Menurut juru pelihara masjid, Jumadi, awalnya masjid ini bernama Masjid Pondok Tinggi. Ia juga bercerita jika bangunan masjid ini terdiri dari empat tiang utama. Dari tiang ke tiang diikat dengan pasak, tanpa ada satu paku pun yang digunakan.
Empat tiang utama atau yang disebut sebagai empat ‘soko guru’ itu melambangkan empat kekuasaan adat istiadat yang ada di Pondok Tinggi.

“Ada empat Rio (kesukuan) di Pondok Tinggi. Empat soko guru itu melambangkan empat ninik mamak di Pondok Tinggi. Yaitu, ninik mamak Rio Temenggung, ninik mamak Rio Patih, ninik mamak Rio Singaro, dan ninik mamak Rio Mendaro,” kata Jumadi kepada , media ini, Jumat (19/4).

Diceritakan Jumadi, masjid ini dibangun secara gotong royong oleh masyarakat Pondok Tinggi.

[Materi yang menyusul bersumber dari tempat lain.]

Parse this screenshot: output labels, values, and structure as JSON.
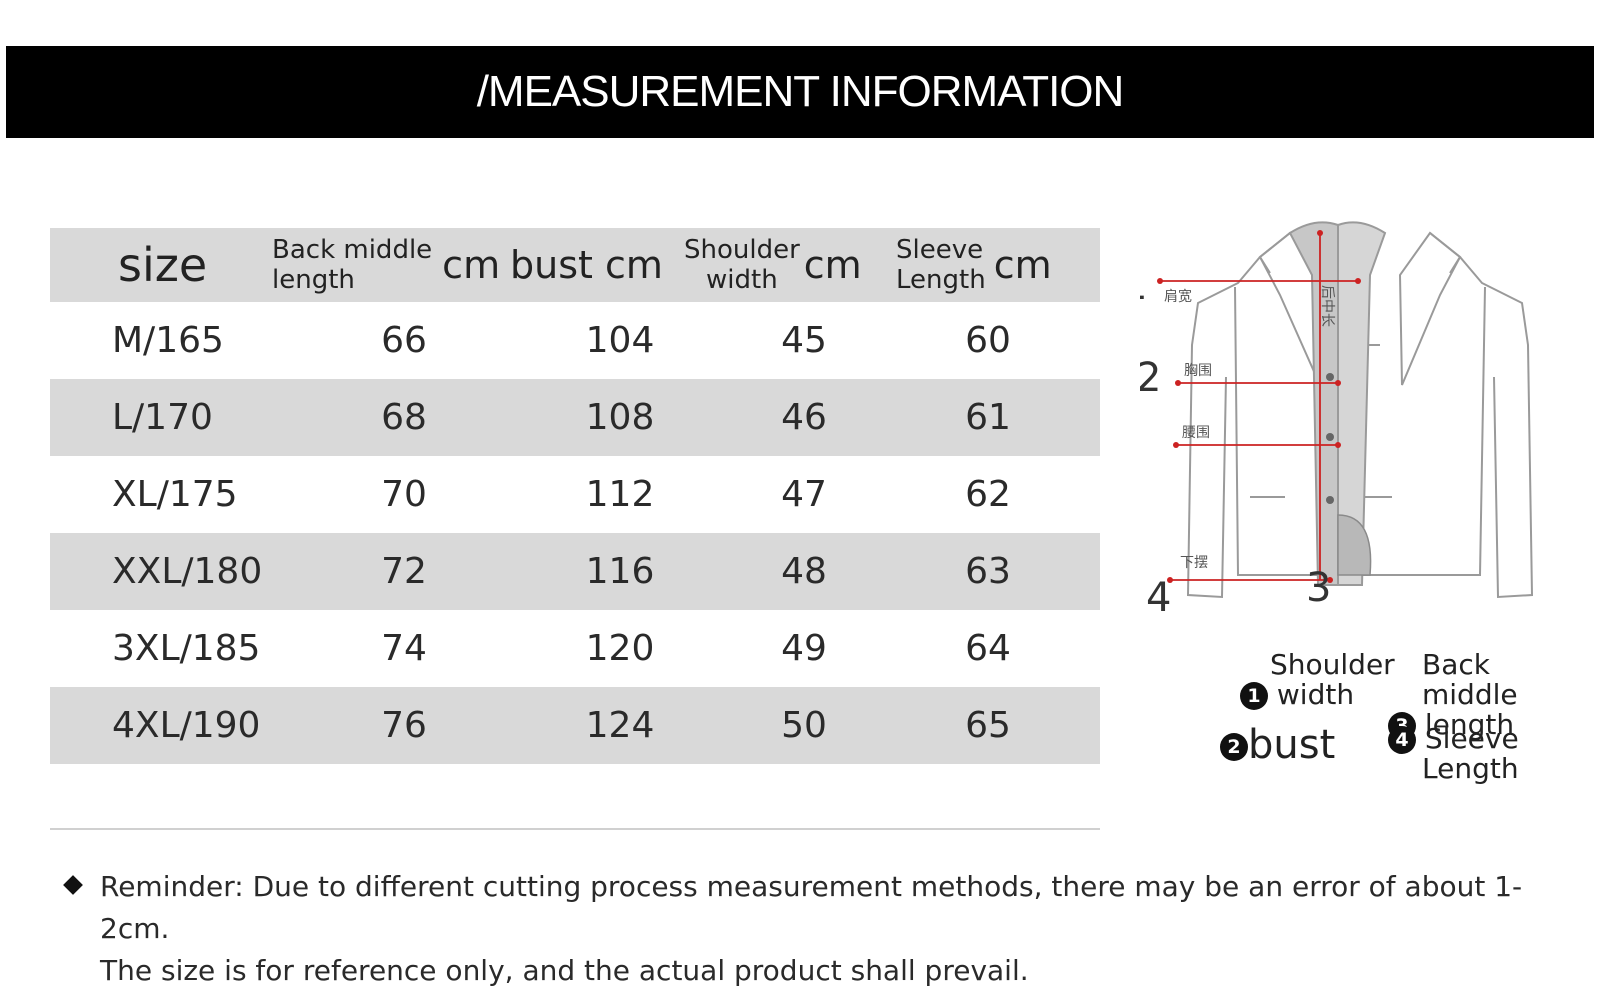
{
  "banner": {
    "title": "/MEASUREMENT INFORMATION"
  },
  "table": {
    "header": {
      "size": "size",
      "back_middle_length": "Back middle length",
      "back_middle_line1": "Back middle",
      "back_middle_line2": "length",
      "bust": "bust",
      "shoulder_line1": "Shoulder",
      "shoulder_line2": "width",
      "sleeve_line1": "Sleeve",
      "sleeve_line2": "Length",
      "unit": "cm"
    },
    "rows": [
      {
        "size": "M/165",
        "back_middle_length": "66",
        "bust": "104",
        "shoulder_width": "45",
        "sleeve_length": "60"
      },
      {
        "size": "L/170",
        "back_middle_length": "68",
        "bust": "108",
        "shoulder_width": "46",
        "sleeve_length": "61"
      },
      {
        "size": "XL/175",
        "back_middle_length": "70",
        "bust": "112",
        "shoulder_width": "47",
        "sleeve_length": "62"
      },
      {
        "size": "XXL/180",
        "back_middle_length": "72",
        "bust": "116",
        "shoulder_width": "48",
        "sleeve_length": "63"
      },
      {
        "size": "3XL/185",
        "back_middle_length": "74",
        "bust": "120",
        "shoulder_width": "49",
        "sleeve_length": "64"
      },
      {
        "size": "4XL/190",
        "back_middle_length": "76",
        "bust": "124",
        "shoulder_width": "50",
        "sleeve_length": "65"
      }
    ]
  },
  "diagram": {
    "markers": [
      "1",
      "2",
      "3",
      "4"
    ],
    "cn_labels": {
      "shoulder": "肩宽",
      "bust": "胸围",
      "waist": "腰围",
      "hem": "下摆",
      "back_length": "后中长"
    }
  },
  "legend": {
    "item1": {
      "num": "1",
      "line1": "Shoulder",
      "line2": "width"
    },
    "item2": {
      "num": "2",
      "label": "bust"
    },
    "item3": {
      "num": "3",
      "line1": "Back middle",
      "line2": "length"
    },
    "item4": {
      "num": "4",
      "line1": "Sleeve",
      "line2": "Length"
    }
  },
  "reminder": {
    "line1": "Reminder: Due to different cutting process measurement methods, there may be an error of about 1-2cm.",
    "line2": "The size is for reference only, and the actual product shall prevail."
  },
  "colors": {
    "banner_bg": "#000000",
    "row_shade": "#d9d9d9",
    "measure_line": "#cc2222"
  }
}
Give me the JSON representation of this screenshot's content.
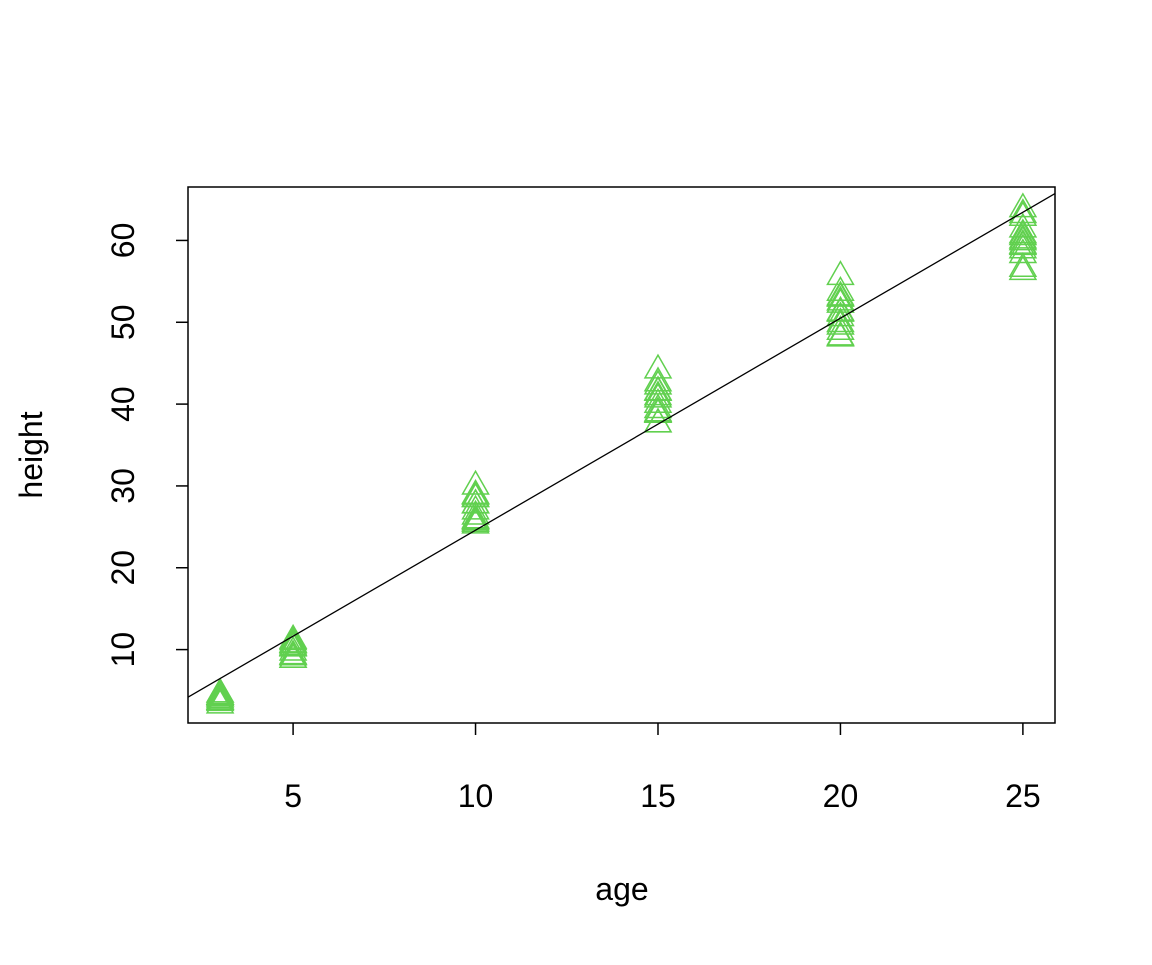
{
  "chart_data": {
    "type": "scatter",
    "x_label": "age",
    "y_label": "height",
    "xlim": [
      2.12,
      25.88
    ],
    "ylim": [
      1.03,
      66.53
    ],
    "xticks": [
      5,
      10,
      15,
      20,
      25
    ],
    "yticks": [
      10,
      20,
      30,
      40,
      50,
      60
    ],
    "marker": "triangle-open",
    "color": "#61d04f",
    "x": [
      3,
      3,
      3,
      3,
      3,
      3,
      3,
      3,
      3,
      3,
      3,
      3,
      3,
      3,
      5,
      5,
      5,
      5,
      5,
      5,
      5,
      5,
      5,
      5,
      5,
      5,
      5,
      5,
      10,
      10,
      10,
      10,
      10,
      10,
      10,
      10,
      10,
      10,
      10,
      10,
      10,
      10,
      15,
      15,
      15,
      15,
      15,
      15,
      15,
      15,
      15,
      15,
      15,
      15,
      15,
      15,
      20,
      20,
      20,
      20,
      20,
      20,
      20,
      20,
      20,
      20,
      20,
      20,
      20,
      20,
      25,
      25,
      25,
      25,
      25,
      25,
      25,
      25,
      25,
      25,
      25,
      25,
      25,
      25
    ],
    "values": [
      4.51,
      4.55,
      4.79,
      3.91,
      4.81,
      3.88,
      4.32,
      4.57,
      3.77,
      4.33,
      4.38,
      4.12,
      3.93,
      3.46,
      10.89,
      10.92,
      11.37,
      9.48,
      11.2,
      9.4,
      10.43,
      10.57,
      9.03,
      10.79,
      10.48,
      9.92,
      9.34,
      9.05,
      28.72,
      29.07,
      30.21,
      25.66,
      28.66,
      25.99,
      27.16,
      27.9,
      25.45,
      28.97,
      27.93,
      26.54,
      26.08,
      25.85,
      41.74,
      42.83,
      44.4,
      39.07,
      41.66,
      39.55,
      40.85,
      41.13,
      38.98,
      42.44,
      40.2,
      37.82,
      37.79,
      39.15,
      52.7,
      53.88,
      55.82,
      50.78,
      53.31,
      51.46,
      51.33,
      52.43,
      49.76,
      53.17,
      50.06,
      48.43,
      48.31,
      49.12,
      60.92,
      63.39,
      64.1,
      59.07,
      63.05,
      59.64,
      60.07,
      60.69,
      60.28,
      61.62,
      58.49,
      56.81,
      56.43,
      59.49
    ],
    "fit_line": {
      "intercept": -1.3124,
      "slope": 2.5905,
      "color": "#000000"
    }
  }
}
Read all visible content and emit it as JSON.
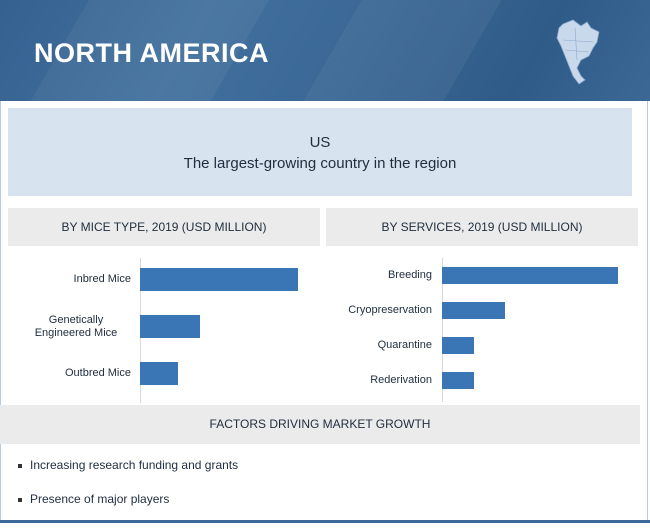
{
  "header": {
    "title": "NORTH AMERICA",
    "map_icon": "north-america-map-icon"
  },
  "highlight": {
    "country": "US",
    "subtitle": "The largest-growing country in the region"
  },
  "colors": {
    "header": "#3a6795",
    "bar": "#3a75b5",
    "highlight_bg": "#d7e4f0",
    "section_bg": "#ebebeb"
  },
  "chart_data": [
    {
      "type": "bar",
      "orientation": "horizontal",
      "title": "BY MICE TYPE, 2019 (USD MILLION)",
      "categories": [
        "Inbred Mice",
        "Genetically Engineered Mice",
        "Outbred Mice"
      ],
      "values": [
        1.0,
        0.38,
        0.24
      ],
      "axis_labels_shown": false
    },
    {
      "type": "bar",
      "orientation": "horizontal",
      "title": "BY SERVICES, 2019 (USD MILLION)",
      "categories": [
        "Breeding",
        "Cryopreservation",
        "Quarantine",
        "Rederivation"
      ],
      "values": [
        1.0,
        0.36,
        0.18,
        0.18
      ],
      "axis_labels_shown": false
    }
  ],
  "factors": {
    "title": "FACTORS DRIVING MARKET GROWTH",
    "items": [
      "Increasing research funding and grants",
      "Presence of major players"
    ]
  }
}
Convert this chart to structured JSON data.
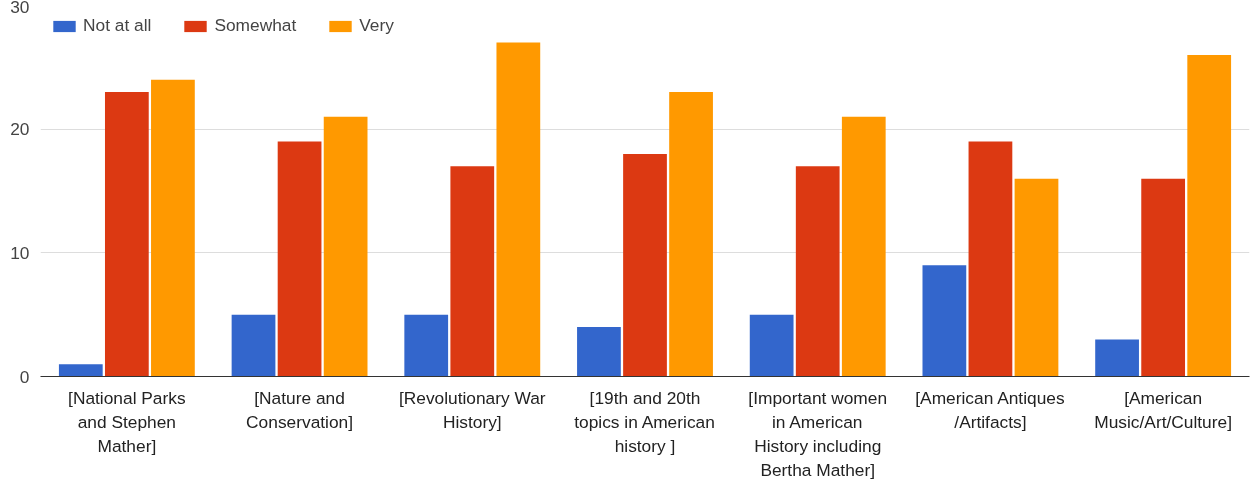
{
  "chart_data": {
    "type": "bar",
    "categories": [
      "[National Parks and Stephen Mather]",
      "[Nature and Conservation]",
      "[Revolutionary War History]",
      "[19th and 20th topics in American history ]",
      "[Important women in American History including Bertha Mather]",
      "[American Antiques/Artifacts]",
      "[American Music/Art/Culture]"
    ],
    "series": [
      {
        "name": "Not at all",
        "color": "#3366cc",
        "values": [
          1,
          5,
          5,
          4,
          5,
          9,
          3
        ]
      },
      {
        "name": "Somewhat",
        "color": "#dc3912",
        "values": [
          23,
          19,
          17,
          18,
          17,
          19,
          16
        ]
      },
      {
        "name": "Very",
        "color": "#ff9900",
        "values": [
          24,
          21,
          27,
          23,
          21,
          16,
          26
        ]
      }
    ],
    "ylim": [
      0,
      30
    ],
    "yticks": [
      0,
      10,
      20,
      30
    ],
    "grid": "y",
    "legend": "top left"
  }
}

Di mana masyarakat pada masa itu menarik sendiri material kayu dari bukit untuk membangun masjid.
“Kalau kayunya itu ada kayu medang, ada medang batu. Kayu-kayu itu yang dijadikan tiang-tiang utama,” ungkap Jumadi.

Masjid Agung Pondok Tinggi, kata Jumadi, diresmikan oleh Wakil Presiden RI pertama, Muhammad Hatta, pada tahun 1953.
“Pada 1953 saat Bung Hatta berkunjung ke sini lewat Pesisir Selatan. Di sini belum masuk Provinsi Jambi. Waktu itulah diresmikan Bung Hatta menjadi Masjid Agung Pondok Tinggi,” urai Jumadi.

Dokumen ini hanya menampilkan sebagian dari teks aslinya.